BIRMINGHAM, Ala. (BP)–“Attention. Present Bible. Start.” Samford University’s Reid Chapel in Birmingham, Ala., was quiet as the students bowed over their Bible, fingers nimbly turning pages as they strived to beat the 10-second time limit.

National Bible Drill winner Michelle Hopkins, a member of Whitesburg Baptist Church in Huntsville, Ala., competed against three other state high school Bible Drill winners June 9 to take the prize in the fourth annual National Youth Bible Drill & Speakers Tournament. The Bible Drill is a yearly competition in which contestants compete to see who can find a specific biblical passage in the shortest time.

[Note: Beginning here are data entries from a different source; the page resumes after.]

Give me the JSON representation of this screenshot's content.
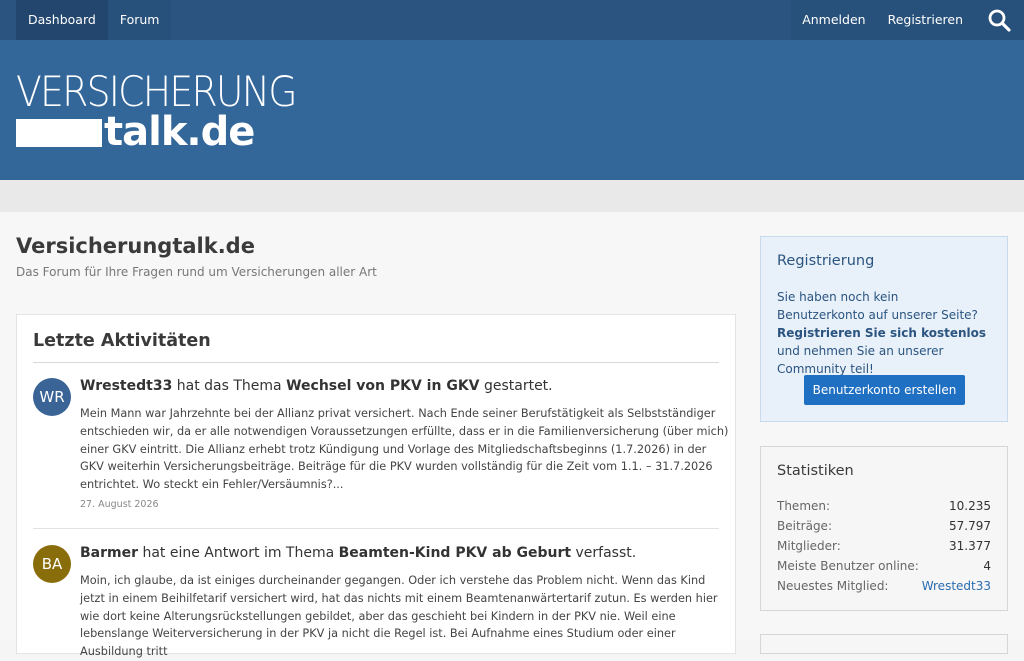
{
  "nav": {
    "dashboard": "Dashboard",
    "forum": "Forum",
    "login": "Anmelden",
    "register": "Registrieren",
    "search_icon": "search-icon"
  },
  "logo": {
    "line1": "VERSICHERUNG",
    "line2": "talk.de"
  },
  "page": {
    "title": "Versicherungtalk.de",
    "subtitle": "Das Forum für Ihre Fragen rund um Versicherungen aller Art"
  },
  "activity": {
    "heading": "Letzte Aktivitäten",
    "items": [
      {
        "avatar": "WR",
        "avatar_color": "#3a6496",
        "user": "Wrestedt33",
        "action": " hat das Thema ",
        "thread": "Wechsel von PKV in GKV",
        "suffix": " gestartet.",
        "body": "Mein Mann war Jahrzehnte bei der Allianz privat versichert. Nach Ende seiner Berufstätigkeit als Selbstständiger entschieden wir, da er alle notwendigen Voraussetzungen erfüllte, dass er in die Familienversicherung (über mich) einer GKV eintritt. Die Allianz erhebt trotz Kündigung und Vorlage des Mitgliedschaftsbeginns (1.7.2026) in der GKV weiterhin Versicherungsbeiträge. Beiträge für die PKV wurden vollständig für die Zeit vom 1.1. – 31.7.2026 entrichtet. Wo steckt ein Fehler/Versäumnis?...",
        "date": "27. August 2026"
      },
      {
        "avatar": "BA",
        "avatar_color": "#8a6d0b",
        "user": "Barmer",
        "action": " hat eine Antwort im Thema ",
        "thread": "Beamten-Kind PKV ab Geburt",
        "suffix": " verfasst.",
        "body": "Moin, ich glaube, da ist einiges durcheinander gegangen. Oder ich verstehe das Problem nicht. Wenn das Kind jetzt in einem Beihilfetarif versichert wird, hat das nichts mit einem Beamtenanwärtertarif zutun. Es werden hier wie dort keine Alterungsrückstellungen gebildet, aber das geschieht bei Kindern in der PKV nie. Weil eine lebenslange Weiterversicherung in der PKV ja nicht die Regel ist. Bei Aufnahme eines Studium oder einer Ausbildung tritt"
      }
    ]
  },
  "registration": {
    "title": "Registrierung",
    "text_pre": "Sie haben noch kein Benutzerkonto auf unserer Seite? ",
    "text_bold": "Registrieren Sie sich kostenlos",
    "text_post": " und nehmen Sie an unserer Community teil!",
    "button": "Benutzerkonto erstellen"
  },
  "stats": {
    "title": "Statistiken",
    "rows": [
      {
        "label": "Themen:",
        "value": "10.235"
      },
      {
        "label": "Beiträge:",
        "value": "57.797"
      },
      {
        "label": "Mitglieder:",
        "value": "31.377"
      },
      {
        "label": "Meiste Benutzer online:",
        "value": "4"
      },
      {
        "label": "Neuestes Mitglied:",
        "value": "Wrestedt33"
      }
    ]
  }
}
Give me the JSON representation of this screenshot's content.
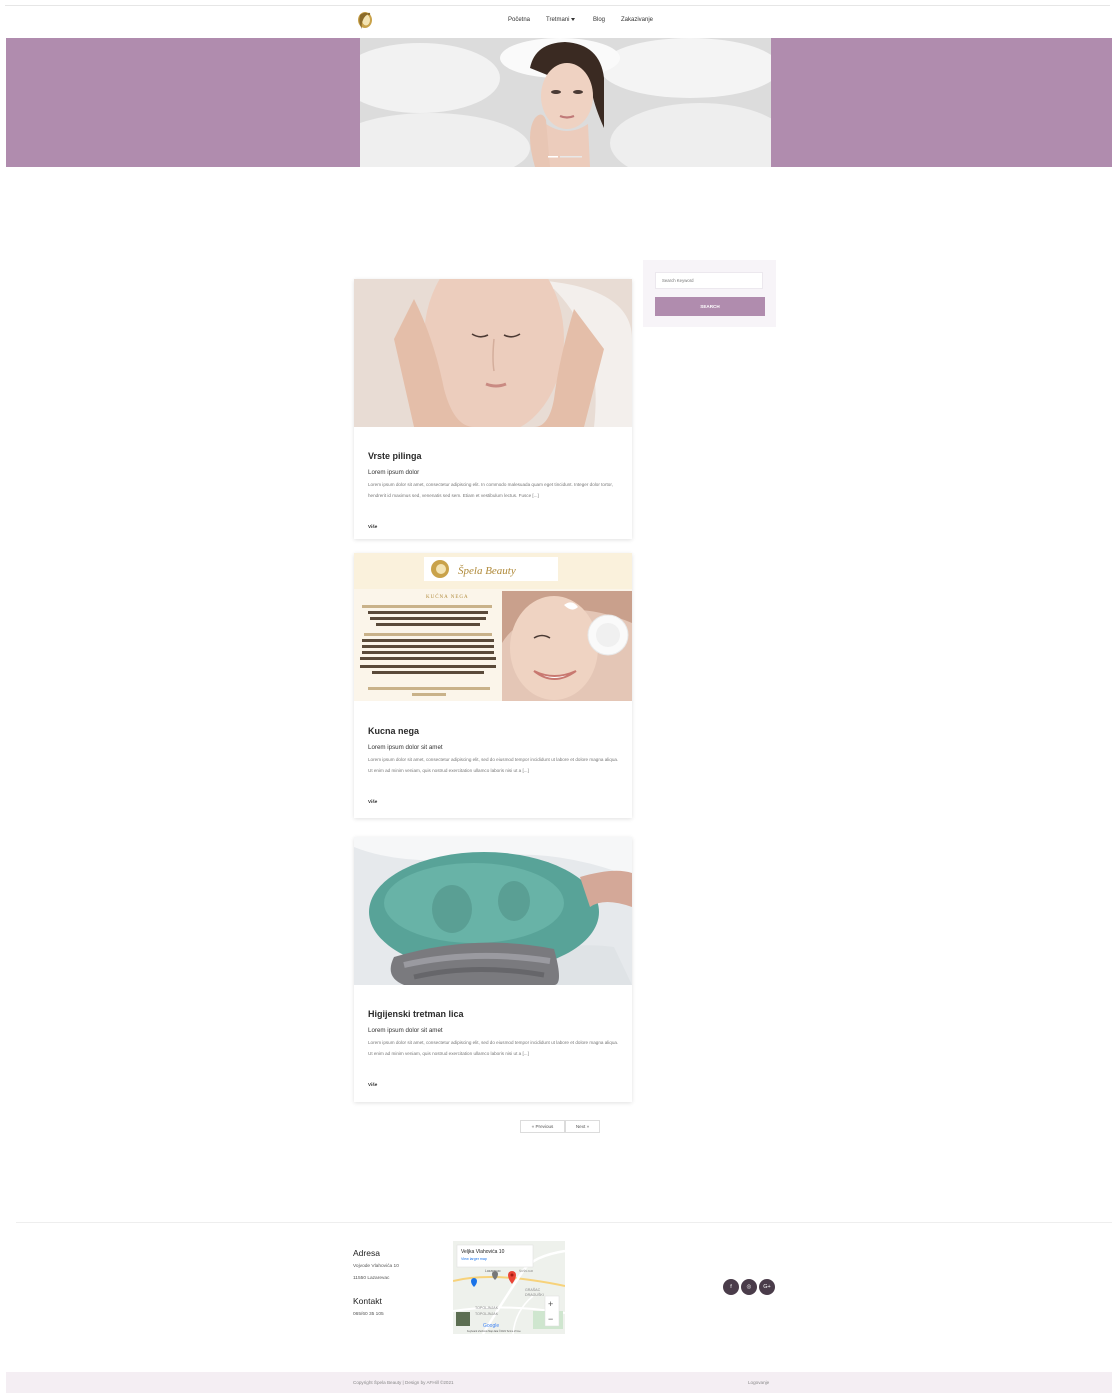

Twenty-four participants competed in three drills — the high school drill, the youth Bible Drill and the Speakers Tournament.

The winners for the other competitions were Shelby Brown of Kentucky in the youth Bible Drill and Jessica Jones of Texas in the Speakers Tournament.

For Hopkins, competing in the national drill was fun.

“I enjoyed it a lot,” she said.

Joining Hopkins was Essence Ambers of Winewood Baptist Church, in Birmingham, who competed in the Speakers Tournament, and Miranda Ward of Nazareth Baptist Church in Rainsville, Ala., who competed in the youth Bible Drill.

Ward, who was one of nine participants overall to attain a perfect score, said she felt privileged to compete in the national drill.

This year’s drill at Samford featured participants from 10 Baptist state conventions.

Nine students participated in the Speaker’s Tournament, 11 in the youth Bible Drill and four in the high school Bible Drill.

Sonya Tucker, an associate in the office of discipleship and family ministries of the Alabama Baptist State Board of Missions, said this was the first year for the high school drill to be held in the national competition.

“[The high school drill] is a work in progress, but we feel really good about the four states that sent winners,” Tucker said.

The national Bible Drill is sponsored by a loose organization of several Baptist conventions in the Southeast, known informally as the Southeastern discipleship state workers group.

It formed when LifeWay Christian Resources of the Southern Baptist Convention turned sponsorship of the Bible Drill program over to individual state conventions.

The group members began publishing the materials for their own drills to ensure that Bible Drills would continue in their states.

Tucker said the group is centered in the Southeast because the Bible Drill program tends to be strongest in the older and larger conventions.

It includes Baptist workers whose job is working with youth, children or Bible Drills on the state level, she said. Currently about 10 to 12 conventions participate, although all state conventions are invited to join.

The group decided four years ago to begin holding a national drill in which the winners of the state drills could compete.

“It gives the kids … a great opportunity to not only participate but also see something of the rest of the United States,” Tucker said.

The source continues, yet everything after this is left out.